Манрико — Бонисолли прекраснодушно поет о прекрасном и возвышенном, о воле неба, остановившей его разящую шпагу. Как полагается Трубадуру, он разливается соловьем, осваивая вердиевскую мелодию. Но не тут-то было, его сладкие грезы обрывает отповедь Азучены. Образцова находит для этих отрезвляющих фраз какие-то отпугивающие, обессиливающие, уничтожающие тона. Она немного открывает звук, чтобы в нем вскрывалось что-то неискреннее, вредоносное, злобное. Помню, про одну актрису в БДТ кто-то сказал: она обладает такой силой воздействия, что повели она мне, я не раздумывая прыгну с разбега в Неву! Азучена — Образцова такая же всесокрушающая верховодка. На словах «questa lama» («этот клинок») злокозненность сгущается до прямого удара, удара под дых, и Манрико возвращается в материнское лоно. В патетических фразах (клятвы Манрико и требования Азучены) голоса сливаются в едином порыве, и удар в сердце нечестивого врага становится их общим будущим. Ликованию Азучены нет предела.
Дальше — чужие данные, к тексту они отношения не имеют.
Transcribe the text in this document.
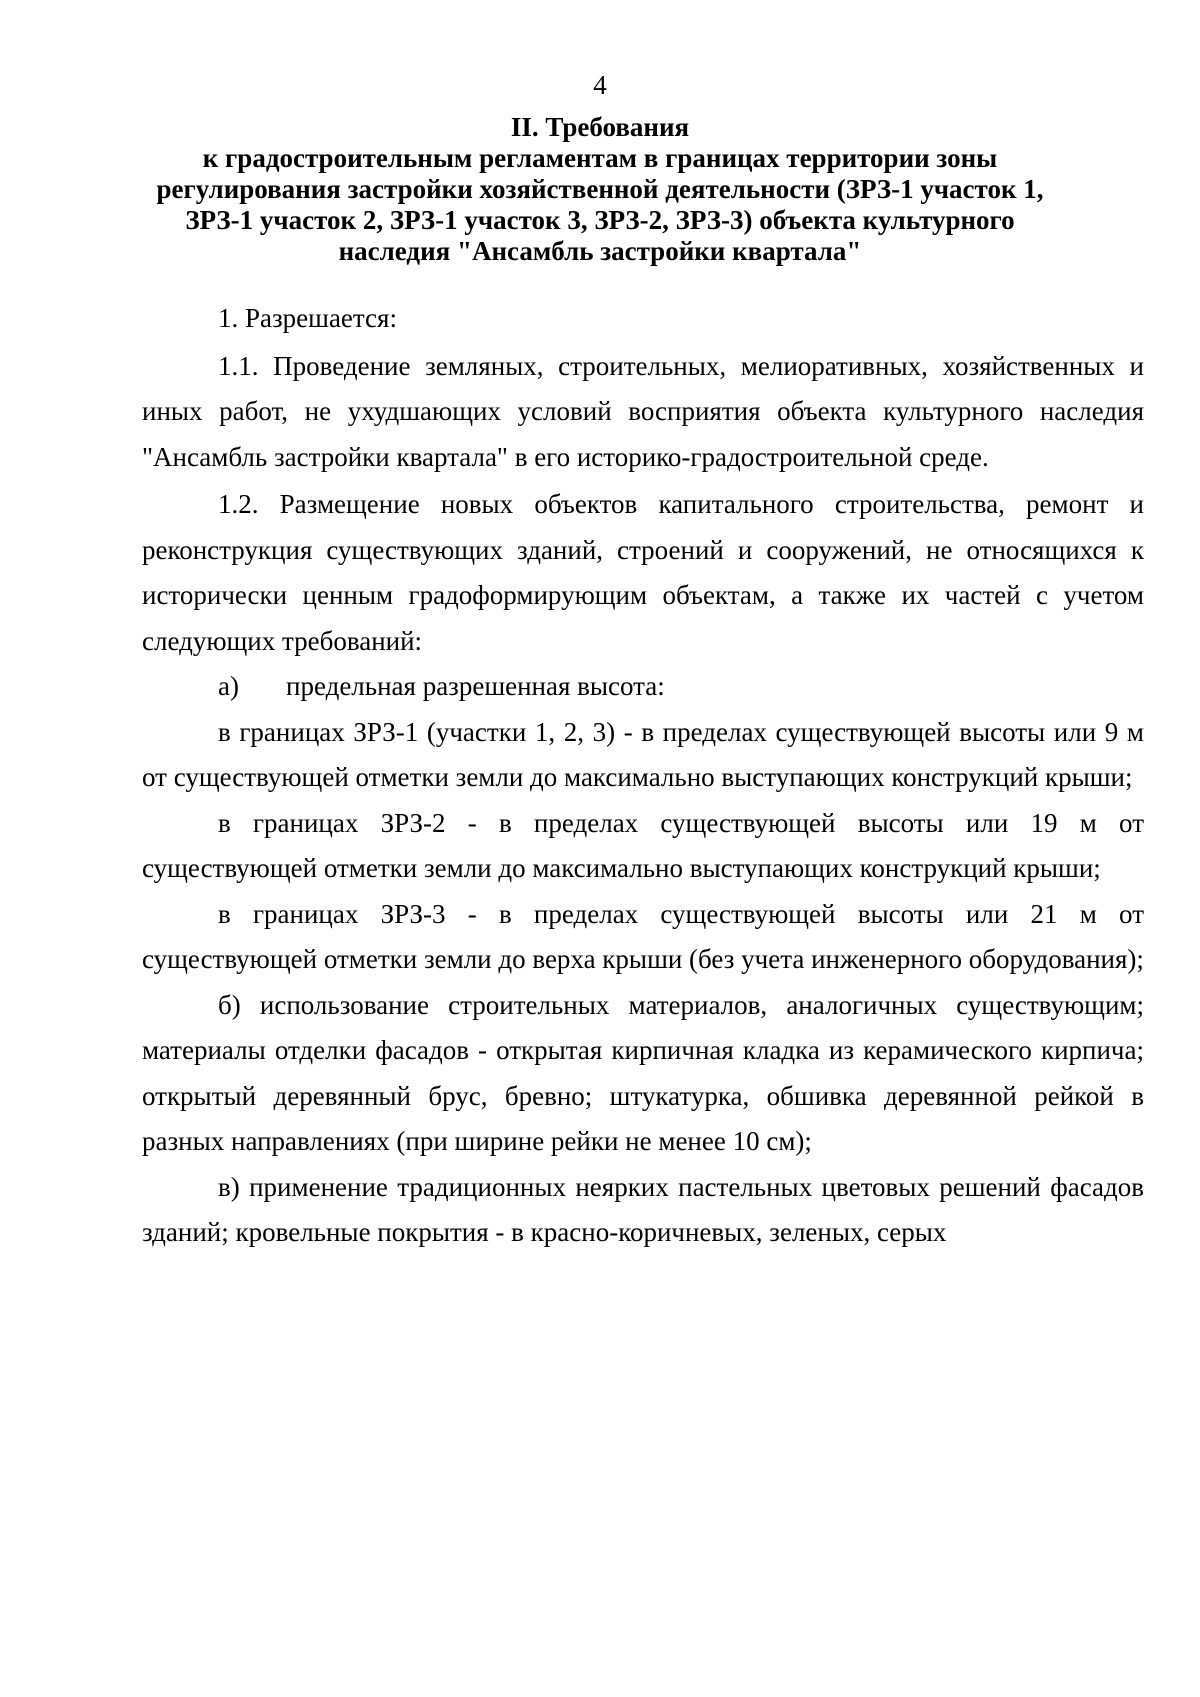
4
II. Требования
к градостроительным регламентам в границах территории зоны
регулирования застройки хозяйственной деятельности (ЗРЗ-1 участок 1,
ЗРЗ-1 участок 2, ЗРЗ-1 участок 3, ЗРЗ-2, ЗРЗ-3) объекта культурного
наследия "Ансамбль застройки квартала"

1. Разрешается:

1.1. Проведение земляных, строительных, мелиоративных, хозяйственных и иных работ, не ухудшающих условий восприятия объекта культурного наследия "Ансамбль застройки квартала" в его историко-градостроительной среде.

1.2. Размещение новых объектов капитального строительства, ремонт и реконструкция существующих зданий, строений и сооружений, не относящихся к исторически ценным градоформирующим объектам, а также их частей с учетом следующих требований:

а) предельная разрешенная высота:

в границах ЗРЗ-1 (участки 1, 2, 3) - в пределах существующей высоты или 9 м от существующей отметки земли до максимально выступающих конструкций крыши;

в границах ЗРЗ-2 - в пределах существующей высоты или 19 м от существующей отметки земли до максимально выступающих конструкций крыши;

в границах ЗРЗ-3 - в пределах существующей высоты или 21 м от существующей отметки земли до верха крыши (без учета инженерного оборудования);

б) использование строительных материалов, аналогичных существующим; материалы отделки фасадов - открытая кирпичная кладка из керамического кирпича; открытый деревянный брус, бревно; штукатурка, обшивка деревянной рейкой в разных направлениях (при ширине рейки не менее 10 см);

в) применение традиционных неярких пастельных цветовых решений фасадов зданий; кровельные покрытия - в красно-коричневых, зеленых, серых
Не успевает Азучена еще раз прокамлать свое коронное «Mi vendica!», как Манрико, взбудораженный известием о возможном пленении Леоноры, устремляется на помощь возлюбленной. И снова Азучене приходится браться за свое испытанное оружие — умение убеждать силой прямого воздействия. Она останавливает Трубадура властным возгласом: «Остановись! Я, я буду говорить с тобой!» И снова давит на самые больные места Манрико: «Твоя кровь это моя кровь!», и голос Азучены, звеня неискренностью, снова приоткрывает черную, манипуляционную основу этого высказывания. И опять ей удается заставить Трубадура присягнуть ей на верность, и в конце этой сцены слова «madre» (мать) и «figlio» (сын) звучат слитно, в едином порыве, как того хочет до поры до времени наша цыганская поборница за права человека в своих личных целях.